Europe narrowly dodged an energy crisis this winter as unusually high temperatures moderated demand for natural gas for heating homes, though countries had to scramble for alternative sources to keep their factories and electricity generation plants running.
The tight energy markets also had a knock-on effect on fertiliser prices, which soared to record highs in March. (Natural gas is a key input for producing fertiliser).
Global wheat prices, too, displayed a similar trend as Ukraine – one of the world’s biggest exporters of the crop – was unable to transport shipments from its sea ports.
India, meanwhile, had a mixed record in weathering these storms.
The country fared better on the energy front as it began snapping up Russian oil that was available at a discount due to Western sanctions on Moscow. From accounting for only 0.2 percent of India’s import basket before the start of the Ukraine conflict, Russia overtook traditional sellers Iraq and Saudi Arabia to become New Delhi’s top oil supplier.
Similarly, India imposed curbs on wheat exports to rein in domestic prices and ensure adequate supplies for the massive Pradhan Mantri Garib Kalyan Anna Yojana (PM-GKAY) to supply free foodgrains to the poor.
However, it could not remain completely isolated from the red-hot inflation scorching global economies, as evidenced by the sticky retail price rise.
Which brings us to a threat far more menacing than any brigade of the Russian armed forces.
Powell, not Putin
It’s worth noting that benchmark indices hit their 52-week lows not when Russia was raining missiles on Ukraine, but when Jerome Powell, chair of the board of governors of the Federal Reserve System, began lobbing 75-basis point rate hikes in his war against inflation.
Rolling out the sharpest tightening of monetary policy in more than four decades, Powell jacked up rates from around zero in the first quarter of 2022 to 4.50-4.75 percent currently in an effort to douse rising prices.
US retail inflation began retreating under the sledgehammer of the Fed’s interest rate increases, but is still way above its target range of 2 percent.
Powell has repeatedly stated that there’s a long way to go before policymakers can declare a decisive victory over inflation, which means more pain in store for the economy as well as asset prices.
Most analysts have priced in further rate hikes before a Fed pause, even as the threat of a hard landing looms.
“In the first half of 2023, we expect the S&P 500 to re-test the lows of 2022 as the Fed overtightens into weaker fundamentals. This sell-off combined with disinflation, rising unemployment and declining corporate sentiment should be enough for the Fed to start signalling a pivot,” Dubravko Lakos-Bujas, global head of equity macro research at JPMorgan, said in a recent note.
Warning that the final stages of a bear market tend to be the trickiest, Morgan Stanley advised investors to stay focussed on fundamentals and ignore the noise.
While most brokerages have flagged the Ukraine conflict as a key headwind for global food and energy security, it does not feature as a major concern for determining the stock market’s trajectory.
When Vladimir Putin began his military adventure in Ukraine, the main point of debate among geopolitical analysts was whether Kyiv would capitulate in three days or four.

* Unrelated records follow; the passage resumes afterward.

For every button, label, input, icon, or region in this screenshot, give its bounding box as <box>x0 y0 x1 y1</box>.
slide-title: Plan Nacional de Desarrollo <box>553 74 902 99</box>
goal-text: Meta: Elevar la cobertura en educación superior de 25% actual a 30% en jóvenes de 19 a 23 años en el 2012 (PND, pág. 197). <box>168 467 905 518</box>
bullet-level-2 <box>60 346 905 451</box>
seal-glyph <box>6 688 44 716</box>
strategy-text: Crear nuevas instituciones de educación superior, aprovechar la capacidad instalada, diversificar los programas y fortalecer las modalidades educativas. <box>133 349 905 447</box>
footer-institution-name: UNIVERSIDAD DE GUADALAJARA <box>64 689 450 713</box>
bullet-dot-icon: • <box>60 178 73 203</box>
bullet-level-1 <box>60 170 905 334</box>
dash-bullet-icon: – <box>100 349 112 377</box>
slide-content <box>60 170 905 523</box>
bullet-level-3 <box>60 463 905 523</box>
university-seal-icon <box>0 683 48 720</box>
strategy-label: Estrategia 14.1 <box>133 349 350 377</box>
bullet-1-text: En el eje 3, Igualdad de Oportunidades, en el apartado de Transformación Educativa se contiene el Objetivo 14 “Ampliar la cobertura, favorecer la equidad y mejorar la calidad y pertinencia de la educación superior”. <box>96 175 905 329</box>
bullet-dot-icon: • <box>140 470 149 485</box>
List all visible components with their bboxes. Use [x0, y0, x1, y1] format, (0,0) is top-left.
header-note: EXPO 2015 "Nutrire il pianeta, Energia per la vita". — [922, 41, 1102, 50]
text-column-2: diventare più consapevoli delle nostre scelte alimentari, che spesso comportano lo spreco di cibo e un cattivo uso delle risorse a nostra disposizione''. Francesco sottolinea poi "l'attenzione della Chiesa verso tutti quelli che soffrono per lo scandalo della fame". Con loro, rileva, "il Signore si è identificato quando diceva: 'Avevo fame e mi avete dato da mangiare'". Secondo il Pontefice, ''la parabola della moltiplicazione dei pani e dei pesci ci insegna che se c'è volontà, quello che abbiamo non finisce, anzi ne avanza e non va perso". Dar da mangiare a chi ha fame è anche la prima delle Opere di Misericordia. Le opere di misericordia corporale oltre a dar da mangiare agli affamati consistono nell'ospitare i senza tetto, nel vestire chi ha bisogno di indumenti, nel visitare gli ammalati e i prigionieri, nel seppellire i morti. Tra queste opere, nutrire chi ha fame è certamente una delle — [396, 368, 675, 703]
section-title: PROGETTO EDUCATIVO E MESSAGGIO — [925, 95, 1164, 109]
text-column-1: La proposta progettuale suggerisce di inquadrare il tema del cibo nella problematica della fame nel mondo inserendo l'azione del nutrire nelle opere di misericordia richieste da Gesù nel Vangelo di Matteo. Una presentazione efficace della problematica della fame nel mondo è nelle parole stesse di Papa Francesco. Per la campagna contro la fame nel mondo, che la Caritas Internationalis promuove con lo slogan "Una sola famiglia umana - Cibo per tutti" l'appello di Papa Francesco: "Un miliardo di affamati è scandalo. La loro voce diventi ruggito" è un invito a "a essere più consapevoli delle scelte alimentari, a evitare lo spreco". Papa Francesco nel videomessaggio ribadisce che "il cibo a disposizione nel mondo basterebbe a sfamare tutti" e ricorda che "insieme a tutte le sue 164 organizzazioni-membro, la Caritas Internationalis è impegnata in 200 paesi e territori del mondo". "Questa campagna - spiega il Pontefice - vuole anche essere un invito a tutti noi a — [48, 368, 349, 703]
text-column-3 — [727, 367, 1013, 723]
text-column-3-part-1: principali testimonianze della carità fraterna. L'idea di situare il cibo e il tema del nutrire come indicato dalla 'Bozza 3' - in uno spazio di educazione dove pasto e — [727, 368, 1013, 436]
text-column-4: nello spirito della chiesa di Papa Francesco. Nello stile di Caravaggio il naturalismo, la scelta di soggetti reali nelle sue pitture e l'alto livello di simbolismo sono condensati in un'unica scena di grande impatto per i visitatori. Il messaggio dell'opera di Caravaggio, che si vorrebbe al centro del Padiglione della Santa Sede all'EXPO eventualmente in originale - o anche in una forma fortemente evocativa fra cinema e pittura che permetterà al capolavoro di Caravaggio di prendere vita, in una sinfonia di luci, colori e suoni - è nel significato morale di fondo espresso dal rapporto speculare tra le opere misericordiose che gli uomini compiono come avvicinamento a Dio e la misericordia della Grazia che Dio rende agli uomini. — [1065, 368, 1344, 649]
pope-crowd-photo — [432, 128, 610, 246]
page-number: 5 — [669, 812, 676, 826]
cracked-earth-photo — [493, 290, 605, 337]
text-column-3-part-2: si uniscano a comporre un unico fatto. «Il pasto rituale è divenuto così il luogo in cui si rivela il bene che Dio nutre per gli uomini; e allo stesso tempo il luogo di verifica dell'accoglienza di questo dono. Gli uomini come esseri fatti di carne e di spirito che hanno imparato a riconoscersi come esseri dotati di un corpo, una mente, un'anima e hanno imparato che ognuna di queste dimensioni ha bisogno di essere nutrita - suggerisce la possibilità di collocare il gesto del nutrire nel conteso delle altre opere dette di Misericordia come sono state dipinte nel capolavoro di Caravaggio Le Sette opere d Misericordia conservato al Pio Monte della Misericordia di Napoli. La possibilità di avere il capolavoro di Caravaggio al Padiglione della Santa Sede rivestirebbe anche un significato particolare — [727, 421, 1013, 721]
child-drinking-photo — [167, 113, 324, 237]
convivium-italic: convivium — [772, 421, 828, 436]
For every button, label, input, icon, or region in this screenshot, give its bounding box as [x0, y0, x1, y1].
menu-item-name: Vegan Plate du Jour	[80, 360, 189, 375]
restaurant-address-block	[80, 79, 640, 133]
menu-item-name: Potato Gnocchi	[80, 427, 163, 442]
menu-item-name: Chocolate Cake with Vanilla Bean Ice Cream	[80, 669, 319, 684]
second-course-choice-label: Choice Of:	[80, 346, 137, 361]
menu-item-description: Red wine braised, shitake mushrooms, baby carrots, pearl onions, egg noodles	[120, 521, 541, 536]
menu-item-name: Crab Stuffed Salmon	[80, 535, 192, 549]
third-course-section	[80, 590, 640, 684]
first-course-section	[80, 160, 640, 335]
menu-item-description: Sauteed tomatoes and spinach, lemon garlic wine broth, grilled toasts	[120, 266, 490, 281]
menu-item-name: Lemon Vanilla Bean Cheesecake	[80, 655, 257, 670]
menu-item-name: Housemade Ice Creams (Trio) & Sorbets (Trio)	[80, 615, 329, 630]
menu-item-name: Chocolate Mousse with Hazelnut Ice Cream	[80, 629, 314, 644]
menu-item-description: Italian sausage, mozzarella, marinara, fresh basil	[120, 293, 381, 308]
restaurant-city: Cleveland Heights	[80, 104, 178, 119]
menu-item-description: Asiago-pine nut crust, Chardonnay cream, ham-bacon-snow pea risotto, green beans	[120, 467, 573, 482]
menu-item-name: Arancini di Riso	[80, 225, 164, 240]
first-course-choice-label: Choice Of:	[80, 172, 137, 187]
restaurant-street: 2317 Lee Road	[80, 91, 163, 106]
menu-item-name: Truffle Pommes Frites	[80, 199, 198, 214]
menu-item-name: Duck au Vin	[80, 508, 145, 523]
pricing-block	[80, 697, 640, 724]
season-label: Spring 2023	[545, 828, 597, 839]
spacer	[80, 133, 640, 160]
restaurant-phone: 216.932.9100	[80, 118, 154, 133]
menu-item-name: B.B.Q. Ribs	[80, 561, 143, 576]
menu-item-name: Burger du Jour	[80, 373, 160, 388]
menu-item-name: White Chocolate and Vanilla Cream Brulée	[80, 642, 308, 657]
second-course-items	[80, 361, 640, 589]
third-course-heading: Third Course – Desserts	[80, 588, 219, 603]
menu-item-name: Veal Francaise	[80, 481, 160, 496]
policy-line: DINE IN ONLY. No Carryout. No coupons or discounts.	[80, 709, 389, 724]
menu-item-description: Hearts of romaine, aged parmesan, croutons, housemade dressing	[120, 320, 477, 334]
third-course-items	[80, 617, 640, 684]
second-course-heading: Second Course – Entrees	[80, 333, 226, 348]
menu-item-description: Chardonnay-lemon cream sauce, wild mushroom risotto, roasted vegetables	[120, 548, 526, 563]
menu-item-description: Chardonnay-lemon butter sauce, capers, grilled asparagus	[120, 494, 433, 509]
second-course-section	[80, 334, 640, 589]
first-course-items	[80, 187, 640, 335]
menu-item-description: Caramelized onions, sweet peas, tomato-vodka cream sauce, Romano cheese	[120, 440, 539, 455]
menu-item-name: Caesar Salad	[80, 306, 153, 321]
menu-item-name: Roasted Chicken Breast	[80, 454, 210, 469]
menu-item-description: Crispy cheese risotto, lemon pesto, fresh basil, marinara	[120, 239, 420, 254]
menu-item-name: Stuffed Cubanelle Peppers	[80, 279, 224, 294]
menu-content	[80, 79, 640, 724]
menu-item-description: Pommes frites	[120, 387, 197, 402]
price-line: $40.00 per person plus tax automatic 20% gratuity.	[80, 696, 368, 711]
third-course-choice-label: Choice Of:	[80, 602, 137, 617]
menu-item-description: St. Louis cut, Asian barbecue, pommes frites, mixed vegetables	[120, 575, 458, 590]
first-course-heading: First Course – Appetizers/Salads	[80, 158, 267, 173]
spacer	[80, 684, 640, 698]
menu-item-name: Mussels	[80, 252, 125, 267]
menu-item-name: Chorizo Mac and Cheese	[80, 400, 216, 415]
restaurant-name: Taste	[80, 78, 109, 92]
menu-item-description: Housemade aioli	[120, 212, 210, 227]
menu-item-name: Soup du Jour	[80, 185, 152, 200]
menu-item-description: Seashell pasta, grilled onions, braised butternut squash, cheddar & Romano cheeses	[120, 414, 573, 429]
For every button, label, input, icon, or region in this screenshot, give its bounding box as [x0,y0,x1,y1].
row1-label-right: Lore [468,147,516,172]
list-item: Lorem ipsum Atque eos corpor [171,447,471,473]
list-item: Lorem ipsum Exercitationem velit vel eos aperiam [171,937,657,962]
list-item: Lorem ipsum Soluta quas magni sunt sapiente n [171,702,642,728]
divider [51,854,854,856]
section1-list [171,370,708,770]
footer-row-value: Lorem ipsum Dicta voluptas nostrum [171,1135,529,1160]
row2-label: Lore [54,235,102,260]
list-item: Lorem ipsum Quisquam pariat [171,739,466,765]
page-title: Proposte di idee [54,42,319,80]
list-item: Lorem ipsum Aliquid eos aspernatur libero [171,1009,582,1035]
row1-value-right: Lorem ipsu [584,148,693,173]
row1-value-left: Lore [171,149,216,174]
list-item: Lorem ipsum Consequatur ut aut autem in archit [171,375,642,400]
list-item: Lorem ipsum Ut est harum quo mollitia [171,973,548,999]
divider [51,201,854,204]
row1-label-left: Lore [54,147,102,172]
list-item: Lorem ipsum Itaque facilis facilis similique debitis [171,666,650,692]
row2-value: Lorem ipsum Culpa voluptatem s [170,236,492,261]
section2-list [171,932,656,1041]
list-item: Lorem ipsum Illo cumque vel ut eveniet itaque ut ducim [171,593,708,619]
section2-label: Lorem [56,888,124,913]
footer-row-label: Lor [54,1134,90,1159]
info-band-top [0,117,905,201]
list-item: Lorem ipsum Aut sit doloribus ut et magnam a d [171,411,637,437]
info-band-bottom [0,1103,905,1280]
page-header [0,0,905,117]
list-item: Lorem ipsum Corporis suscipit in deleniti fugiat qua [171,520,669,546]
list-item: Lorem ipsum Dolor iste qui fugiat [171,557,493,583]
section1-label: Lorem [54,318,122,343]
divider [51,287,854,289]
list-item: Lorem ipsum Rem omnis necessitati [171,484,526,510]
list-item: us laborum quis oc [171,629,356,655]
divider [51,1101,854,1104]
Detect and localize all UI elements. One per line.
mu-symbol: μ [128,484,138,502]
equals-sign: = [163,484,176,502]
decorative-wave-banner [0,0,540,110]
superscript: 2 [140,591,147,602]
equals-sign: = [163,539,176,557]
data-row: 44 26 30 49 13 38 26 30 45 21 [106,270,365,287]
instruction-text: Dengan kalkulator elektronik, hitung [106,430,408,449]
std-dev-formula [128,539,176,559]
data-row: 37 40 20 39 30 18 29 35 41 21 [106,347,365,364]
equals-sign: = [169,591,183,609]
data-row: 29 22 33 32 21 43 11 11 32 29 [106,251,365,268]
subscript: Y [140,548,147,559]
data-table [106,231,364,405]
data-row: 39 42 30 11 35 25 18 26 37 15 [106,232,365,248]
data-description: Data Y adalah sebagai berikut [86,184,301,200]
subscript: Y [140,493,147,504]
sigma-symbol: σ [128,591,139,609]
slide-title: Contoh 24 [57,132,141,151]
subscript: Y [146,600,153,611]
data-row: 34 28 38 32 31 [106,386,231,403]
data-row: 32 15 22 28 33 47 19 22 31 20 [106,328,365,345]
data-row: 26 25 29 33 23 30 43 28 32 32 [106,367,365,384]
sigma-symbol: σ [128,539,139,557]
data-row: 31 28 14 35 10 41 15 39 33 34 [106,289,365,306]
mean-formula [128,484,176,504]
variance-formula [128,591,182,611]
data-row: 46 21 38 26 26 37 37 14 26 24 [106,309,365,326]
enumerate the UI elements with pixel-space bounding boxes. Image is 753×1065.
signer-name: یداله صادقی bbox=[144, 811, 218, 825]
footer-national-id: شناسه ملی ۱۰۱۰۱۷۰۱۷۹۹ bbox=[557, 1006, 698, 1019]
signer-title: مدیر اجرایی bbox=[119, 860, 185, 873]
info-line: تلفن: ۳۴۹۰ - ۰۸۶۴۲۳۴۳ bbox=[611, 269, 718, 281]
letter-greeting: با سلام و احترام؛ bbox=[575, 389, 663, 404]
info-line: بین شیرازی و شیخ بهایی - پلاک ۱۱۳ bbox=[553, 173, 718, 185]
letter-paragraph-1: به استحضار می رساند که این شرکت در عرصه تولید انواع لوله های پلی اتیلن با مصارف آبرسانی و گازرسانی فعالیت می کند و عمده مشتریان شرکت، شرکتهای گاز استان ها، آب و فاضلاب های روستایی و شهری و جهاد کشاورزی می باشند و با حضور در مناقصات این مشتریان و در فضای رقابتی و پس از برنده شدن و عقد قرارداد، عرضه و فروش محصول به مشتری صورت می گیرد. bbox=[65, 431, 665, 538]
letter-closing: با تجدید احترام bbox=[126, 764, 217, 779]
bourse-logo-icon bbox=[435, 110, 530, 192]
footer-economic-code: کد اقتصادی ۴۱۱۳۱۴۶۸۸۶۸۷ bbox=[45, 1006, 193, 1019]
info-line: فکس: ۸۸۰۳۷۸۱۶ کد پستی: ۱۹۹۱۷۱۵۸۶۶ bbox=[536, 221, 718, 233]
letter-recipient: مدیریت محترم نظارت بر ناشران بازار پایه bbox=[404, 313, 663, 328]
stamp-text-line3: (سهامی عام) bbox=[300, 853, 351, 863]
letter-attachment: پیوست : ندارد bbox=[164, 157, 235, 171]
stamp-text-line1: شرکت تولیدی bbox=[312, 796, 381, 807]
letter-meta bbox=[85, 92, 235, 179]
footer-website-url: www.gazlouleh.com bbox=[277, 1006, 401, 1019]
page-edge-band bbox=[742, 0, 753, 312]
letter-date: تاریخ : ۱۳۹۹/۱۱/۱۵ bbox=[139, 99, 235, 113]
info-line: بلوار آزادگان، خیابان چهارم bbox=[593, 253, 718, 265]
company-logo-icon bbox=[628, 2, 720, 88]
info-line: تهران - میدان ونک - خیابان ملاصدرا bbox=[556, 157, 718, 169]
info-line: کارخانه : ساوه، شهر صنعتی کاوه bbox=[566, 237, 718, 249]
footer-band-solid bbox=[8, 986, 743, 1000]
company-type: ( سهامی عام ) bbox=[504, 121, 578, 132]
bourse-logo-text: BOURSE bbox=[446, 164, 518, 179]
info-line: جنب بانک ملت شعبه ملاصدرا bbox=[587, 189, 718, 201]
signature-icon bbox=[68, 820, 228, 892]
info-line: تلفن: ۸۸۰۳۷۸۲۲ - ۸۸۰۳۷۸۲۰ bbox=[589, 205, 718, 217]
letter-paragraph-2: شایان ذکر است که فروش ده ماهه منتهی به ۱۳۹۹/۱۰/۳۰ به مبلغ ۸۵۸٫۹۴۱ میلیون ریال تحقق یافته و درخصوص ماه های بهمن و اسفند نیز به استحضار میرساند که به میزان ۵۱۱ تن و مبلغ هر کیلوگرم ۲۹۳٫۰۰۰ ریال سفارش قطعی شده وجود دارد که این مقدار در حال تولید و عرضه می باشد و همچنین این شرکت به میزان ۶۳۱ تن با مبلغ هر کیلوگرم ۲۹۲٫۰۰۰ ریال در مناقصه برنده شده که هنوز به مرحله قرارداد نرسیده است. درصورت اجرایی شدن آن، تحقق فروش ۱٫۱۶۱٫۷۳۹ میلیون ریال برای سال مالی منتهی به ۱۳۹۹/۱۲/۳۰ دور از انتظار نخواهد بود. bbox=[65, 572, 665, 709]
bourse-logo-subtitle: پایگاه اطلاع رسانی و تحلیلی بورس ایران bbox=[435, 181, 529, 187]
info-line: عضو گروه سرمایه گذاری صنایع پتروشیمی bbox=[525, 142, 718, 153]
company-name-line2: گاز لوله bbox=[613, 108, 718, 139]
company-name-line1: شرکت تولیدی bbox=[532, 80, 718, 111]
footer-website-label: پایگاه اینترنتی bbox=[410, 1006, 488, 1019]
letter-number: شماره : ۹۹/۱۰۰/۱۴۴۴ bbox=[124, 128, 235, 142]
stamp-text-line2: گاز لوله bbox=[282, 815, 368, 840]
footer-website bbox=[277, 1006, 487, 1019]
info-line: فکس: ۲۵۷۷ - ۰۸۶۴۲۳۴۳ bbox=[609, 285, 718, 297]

With the Russian war machine suffering humongous losses and no end in sight to the conflict, experts are now anxiously evaluating Putin’s next course of action, including the hitherto unthinkable scenario of a nuclear strike.
Displaying a remarkable devotion to his profession, one Canadian fund manager had urged his clients last year to continue buying stocks despite the “risk of Armageddon” because their investment decisions will anyways be rendered irrelevant if there is an all-out nuclear war, so what’s there to lose?
But if history is anything to go by, it is Powell, not Putin, who will decide the fate of the market faithful.